Dakar, 11 mars (SL-INFO) – Les tensions franchissent un nouveau cap au Moyen-Orient. Le détroit d’Ormuz, artère vitale du commerce mondial, est devenu le théâtre de confrontations directes. La décision de Téhéran de verrouiller ce passage stratégique a été suivie d’actes militaires visant des bâtiments commerciaux, entraînant des répercussions immédiates sur la politique américaine et l’industrie pétrolière régionale.

Selon l’agence de presse Anadolu, les Gardiens de la Révolution iraniens ont annoncé avoir visé au missile deux navires liés aux États-Unis et à Israël.

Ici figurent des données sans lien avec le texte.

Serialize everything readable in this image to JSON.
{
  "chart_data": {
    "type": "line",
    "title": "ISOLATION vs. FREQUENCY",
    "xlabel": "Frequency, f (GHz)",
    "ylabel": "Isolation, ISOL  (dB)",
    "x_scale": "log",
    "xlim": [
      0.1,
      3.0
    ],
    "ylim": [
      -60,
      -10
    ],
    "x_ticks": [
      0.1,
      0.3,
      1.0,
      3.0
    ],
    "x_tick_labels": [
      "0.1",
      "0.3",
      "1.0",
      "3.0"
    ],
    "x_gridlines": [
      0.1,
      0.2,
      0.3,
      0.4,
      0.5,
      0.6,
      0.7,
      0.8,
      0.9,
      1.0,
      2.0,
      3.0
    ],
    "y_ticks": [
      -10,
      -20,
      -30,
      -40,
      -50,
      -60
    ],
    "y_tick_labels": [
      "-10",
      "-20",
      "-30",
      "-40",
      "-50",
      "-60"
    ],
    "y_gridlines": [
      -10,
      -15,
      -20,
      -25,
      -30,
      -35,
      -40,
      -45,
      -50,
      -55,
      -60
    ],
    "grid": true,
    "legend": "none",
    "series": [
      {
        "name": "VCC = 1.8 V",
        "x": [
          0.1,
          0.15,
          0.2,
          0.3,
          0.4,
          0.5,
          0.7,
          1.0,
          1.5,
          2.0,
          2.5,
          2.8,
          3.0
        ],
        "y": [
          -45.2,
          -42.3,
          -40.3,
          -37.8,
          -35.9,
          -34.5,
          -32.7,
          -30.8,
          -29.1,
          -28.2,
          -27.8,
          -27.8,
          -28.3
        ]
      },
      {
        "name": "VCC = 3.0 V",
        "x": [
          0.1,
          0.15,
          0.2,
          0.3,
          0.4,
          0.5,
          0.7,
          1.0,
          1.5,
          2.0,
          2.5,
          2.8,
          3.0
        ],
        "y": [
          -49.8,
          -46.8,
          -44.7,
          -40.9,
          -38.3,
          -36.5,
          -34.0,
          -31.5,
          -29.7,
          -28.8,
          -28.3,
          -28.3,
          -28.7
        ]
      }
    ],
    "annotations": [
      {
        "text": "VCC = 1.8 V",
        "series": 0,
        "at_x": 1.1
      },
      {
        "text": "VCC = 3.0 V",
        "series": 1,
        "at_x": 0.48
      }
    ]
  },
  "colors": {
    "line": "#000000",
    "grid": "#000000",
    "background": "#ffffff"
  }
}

Les bâtiments, identifiés comme l’« Express Rome » battant pavillon libérien et le porte-conteneurs « Mayuree Naree », ont été frappés après avoir, selon les autorités iraniennes, ignoré les avertissements de leur force navale lors de leur tentative de passage.

Cette offensive s’inscrit dans un contexte d’escalade initié par les récentes attaques menées par les États-Unis et Israël contre le territoire iranien le 28 février dernier. En réponse, le général de brigade Ebrahim Jabbari, conseiller du commandant en chef des Gardiens de la révolution, a officialisé la fermeture du détroit aux navires américains et à leurs alliés, précisant que tout bâtiment tentant une traversée serait considéré comme une cible légitime.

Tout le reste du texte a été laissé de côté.